Note: This is a rewrite of a 09/07/14 post.
A LinkedIn exchange initiated by the question What is a weak entity? diversified into various aspects of data modeling and database design, some of which was contaminated by the conceptual-logical conflation.
"Peter Chen (E/R Modeling, 1976) used the term "weak" entity to describe one which could not meaningfully have an independent existence. An example might be an Order which requires a customer (and a Product or set of products). A weak entity need not be a composite, as in your OrderItem example. The central issue here is dependency of one entity [of one] type on another [of another type]. Furthermore, there could be more that one such dependency. In your example, the OrderItem would be dependent on BOTH Order and Item.Relationships in the E/RM are at the conceptual level. Dependencies of entities of one class/type on those of another are one kind of relationships defined as business rules in a conceptual model. Referential constraints are their formal representation at the logical level of a relational database. So it's not that "some" SQL DBMS's (true RDBMS's do not exist) "couple the definition of the relationship with a referential integrity constraint", the constraints are precisely how a RDBMS (what exactly is a "simple RDBMS"?) enforces business rules: a defined relationship is enforced as a referential constraint in a relational database. How does Everest propose to enforce business rules without constraints?
It is important to note that this dependency will NOT be enforced by a simple RDBMS unless you also define referential integrity on both parts of the composite key, notwithstanding that some RDBMS's (e.g., SQL Server) couple the definition of the relationship with a referential integrity constraint. In other words, you cannot have a defined relationship without enforcing referential integrity.
This is not always desirable. Consider the task of bulk loading some records which have a relationship with some other entity type(s). The only practical way to do this is to first turn off referential integrity enforcement which means deleting the definition of the relationship entirely. After completing the loading of data, if you reinstate the defined relationship, will the system automatically ensure that referential integrity is not violated? Good question." --Gordon Everest
There are no circumstances in which FK constraints "are not desirable" and deactivating them is not the the solution to bulk loads, staging tables are. For example:
"In Oracle you can instruct the DBMS to log violating rows into an 'exceptions' table while enabling a constraint (be it, a primary key, unique key, foreign key, or plain check constraint). This fits the bill better, particularly if it's possible to INSERT...SELECT them after corrections." --Toon Koppelaars
"SQL Server will check on re-enabling the constraint that it is not violated by the new state of the database. If it is, it only reports that an error occurred. It has a real time violation catalog to easily map a constraint name to a specific violation and transaction id.
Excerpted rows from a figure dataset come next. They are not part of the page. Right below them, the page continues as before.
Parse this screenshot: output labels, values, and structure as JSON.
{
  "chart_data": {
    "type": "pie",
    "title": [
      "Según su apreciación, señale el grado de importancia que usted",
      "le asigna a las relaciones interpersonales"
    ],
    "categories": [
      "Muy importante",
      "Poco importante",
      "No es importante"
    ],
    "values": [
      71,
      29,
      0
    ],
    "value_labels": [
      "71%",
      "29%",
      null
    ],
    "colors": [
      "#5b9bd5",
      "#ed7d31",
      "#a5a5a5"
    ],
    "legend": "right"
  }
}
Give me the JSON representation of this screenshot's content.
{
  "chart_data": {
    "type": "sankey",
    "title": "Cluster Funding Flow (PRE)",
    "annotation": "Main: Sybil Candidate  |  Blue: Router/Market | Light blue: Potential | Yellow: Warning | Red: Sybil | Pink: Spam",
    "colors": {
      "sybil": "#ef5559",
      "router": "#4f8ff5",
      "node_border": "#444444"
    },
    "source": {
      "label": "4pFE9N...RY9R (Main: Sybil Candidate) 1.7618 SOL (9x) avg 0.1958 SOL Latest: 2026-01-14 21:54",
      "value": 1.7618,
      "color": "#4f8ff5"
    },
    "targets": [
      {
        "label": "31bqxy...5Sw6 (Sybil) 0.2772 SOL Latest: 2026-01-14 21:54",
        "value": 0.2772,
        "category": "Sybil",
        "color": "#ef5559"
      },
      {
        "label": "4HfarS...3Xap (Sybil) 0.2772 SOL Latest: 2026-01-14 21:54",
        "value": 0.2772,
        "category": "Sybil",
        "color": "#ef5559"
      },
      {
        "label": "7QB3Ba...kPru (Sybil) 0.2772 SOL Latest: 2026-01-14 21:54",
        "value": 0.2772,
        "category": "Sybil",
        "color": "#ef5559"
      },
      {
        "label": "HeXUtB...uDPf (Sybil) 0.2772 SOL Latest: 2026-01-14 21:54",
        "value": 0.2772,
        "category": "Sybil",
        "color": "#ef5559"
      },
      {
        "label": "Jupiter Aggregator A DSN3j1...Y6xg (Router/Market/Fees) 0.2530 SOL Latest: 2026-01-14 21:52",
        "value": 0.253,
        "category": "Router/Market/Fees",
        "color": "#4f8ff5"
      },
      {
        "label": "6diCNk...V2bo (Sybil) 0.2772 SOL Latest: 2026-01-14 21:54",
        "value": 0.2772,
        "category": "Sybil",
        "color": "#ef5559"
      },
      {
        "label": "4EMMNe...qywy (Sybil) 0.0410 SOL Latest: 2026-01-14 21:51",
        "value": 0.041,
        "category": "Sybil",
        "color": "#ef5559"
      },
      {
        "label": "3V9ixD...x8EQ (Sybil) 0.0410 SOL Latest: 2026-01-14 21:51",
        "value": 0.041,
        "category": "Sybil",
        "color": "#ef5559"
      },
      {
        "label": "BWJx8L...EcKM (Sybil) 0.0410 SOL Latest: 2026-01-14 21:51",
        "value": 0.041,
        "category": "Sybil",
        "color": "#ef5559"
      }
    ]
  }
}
In other words, doing bulk batch constraint validation is part of the product." --William Sisson and Racim BoudjakdjiMuch of the criticism of the RDM is rooted in ignorance of data and relational fundamentals and the history of database management.
"How to implement“existence dependence” ... between two entities ...is a design decision and is dependent upon the architecture of the implementation technology. [Chen's E/R models] ... were completely technology agnostic and had no “relational” flavor at all. Why? With the rapid emergence and popularity of the NoSQL, NewSQL, Graph Databases, etc. no longer can relational implementation and FK be assumed and we again need to separate the “conceptual data model” from the “logical data model”. Whether this is evolution of de-evolution is a whole other subject (for those of us that remember WHY relational technology emerged in the 1980s--and as a warning to those who would forget their history--IDMS, IMS, etc.)"Data model agnosticism has nothing to do with the “emergence/popularity of non-relational technologies” (NoSQL, NewSQL did not exist when Chen introduced the E/RM), it is is inherent in conceptual modeling--which is what E/RM is used for--by definition. Conceptual models are expressed in real world terms--facts about classes of property-sharing entities. To be represented in a database, a conceptual model must be formalized as a logical model expressed in database terms. That's when a data model comes into play, to provide abstract data structure, integrity and manipulation (relation, constraints and relational algebra in the relational case). The conceptual and logical were always separate, but as Everest comments show, levels of representation are constantly confused.
The relational model has been so dominant for so long, we have forgotten our roots and the reason that there were originally three layers of data model, not just two. The rise of the post-relational technologies has again required their creation and reminds us of their utility. --David Tryon
Incidentally
- A logical model is implemented in specific hardware and DBMS software, a conceptual model is formalized as a logical model by means of a data model (e.g., the RDM). Using 'implementation' for both induces and reinforces the confusion.
- Emergence, or popularity are not grounds for technology adoption: a superior generality-to-simplicity ratio (G2SR), soundness and flexibility are.
Do away with the RDM and constraints and you're back to relying on application developers for database functions, particularly integrity enforcement and optimization, without guaranteed logical and semantic correctness--clearly de-evolution.